Bruce is a guy who pushes us to rethink our currently held paradigms. He lays bare unsubstantiated dogma. I don’t always agree with Bruce. But many of the potent ideas that I disagreed with when he espoused them a half decade ago, I find myself agreeing with years later, ideas like how two-factor authentication won’t stop malicious hackers from stealing gobs of money from the online banking industry, and how the biggest problem with security, in general, is us and our irrational ranking of threats.
I distinctly remember Bruce telling me a decade ago how computer security, with all of its advances, was more than likely going to get worse in the future. This was in the face of increasingly accurate anti-virus programs, improved patch management, and solid improvements in OS security across all platforms. He said this in the days of Windows 95 with almost no security, and today we’ve got User Access Control and security so tight on a Windows system that vendors are frequently complaining. At the time, Bruce was the only voice saying that computer security was going to get worse. And he was right.
But it’s a decade later now. ISS’ annual report announced that the number of vulnerabilities went down for the first time in a long time, along with the amount of spam. (Interestingly, they also said that 50 percent of reported vulnerabilities could not be fixed by a patch.) The latest evolving security technologies (such as IPv6, IPSec, Network Access Protection/Network Access Control, anti-malware software, and so on) are promising. End-user education is higher than it’s ever been. Many professional entities and governments are requiring baseline security compliance. My friends only send me half the hoax virus warning messages now that I used to receive.
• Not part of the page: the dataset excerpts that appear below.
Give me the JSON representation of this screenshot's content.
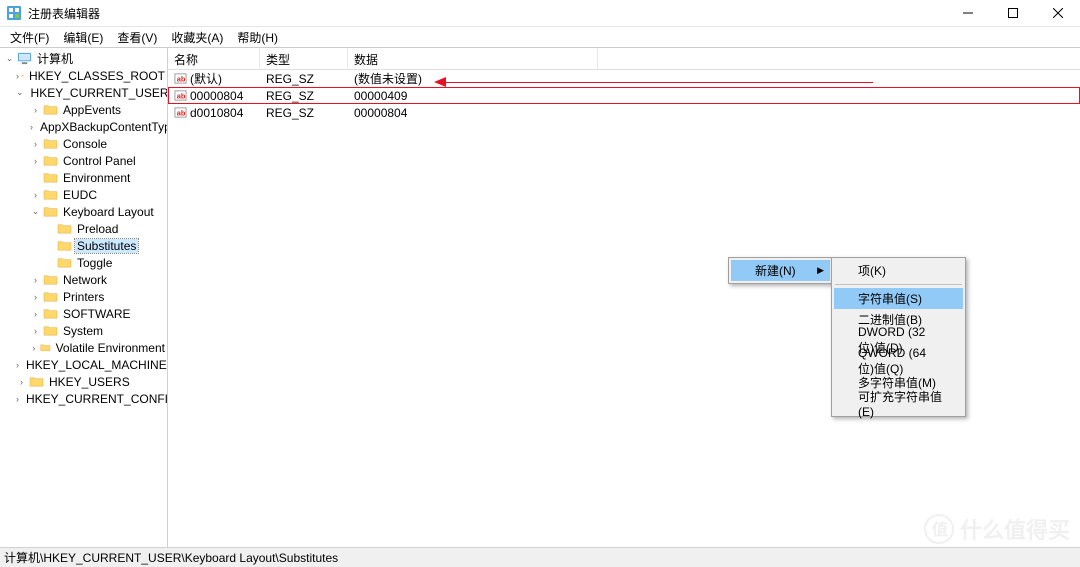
{
  "window": {
    "title": "注册表编辑器"
  },
  "menus": {
    "file": "文件(F)",
    "edit": "编辑(E)",
    "view": "查看(V)",
    "favorites": "收藏夹(A)",
    "help": "帮助(H)"
  },
  "tree": {
    "root": "计算机",
    "hkcr": "HKEY_CLASSES_ROOT",
    "hkcu": "HKEY_CURRENT_USER",
    "appevents": "AppEvents",
    "appxbackup": "AppXBackupContentType",
    "console": "Console",
    "controlpanel": "Control Panel",
    "environment": "Environment",
    "eudc": "EUDC",
    "keyboard": "Keyboard Layout",
    "preload": "Preload",
    "substitutes": "Substitutes",
    "toggle": "Toggle",
    "network": "Network",
    "printers": "Printers",
    "software": "SOFTWARE",
    "system": "System",
    "volatile": "Volatile Environment",
    "hklm": "HKEY_LOCAL_MACHINE",
    "hku": "HKEY_USERS",
    "hkcc": "HKEY_CURRENT_CONFIG"
  },
  "columns": {
    "name": "名称",
    "type": "类型",
    "data": "数据"
  },
  "rows": [
    {
      "name": "(默认)",
      "type": "REG_SZ",
      "data": "(数值未设置)"
    },
    {
      "name": "00000804",
      "type": "REG_SZ",
      "data": "00000409"
    },
    {
      "name": "d0010804",
      "type": "REG_SZ",
      "data": "00000804"
    }
  ],
  "context": {
    "new": "新建(N)",
    "submenu": {
      "key": "项(K)",
      "string": "字符串值(S)",
      "binary": "二进制值(B)",
      "dword": "DWORD (32 位)值(D)",
      "qword": "QWORD (64 位)值(Q)",
      "multistring": "多字符串值(M)",
      "expandstring": "可扩充字符串值(E)"
    }
  },
  "statusbar": "计算机\\HKEY_CURRENT_USER\\Keyboard Layout\\Substitutes",
  "watermark": "什么值得买"
}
So, I asked Bruce the same question again, “Will computer security get better or worse over the next decade?”
Here’s his response:
"Computer security is not likely to improve in the near future because of two reasons. One, bad guys are getting better at attacking us. And two, we’re not getting better at defending ourselves.
The overarching reason for both of these trends is complexity. Complexity is the worst enemy of security; as a system gets more complex, it gets less secure. There are several reasons for this, which I explained in an essay from 2000. And the Internet is the most complex machine mankind has ever built. We barely understand how it works, let alone how to secure it.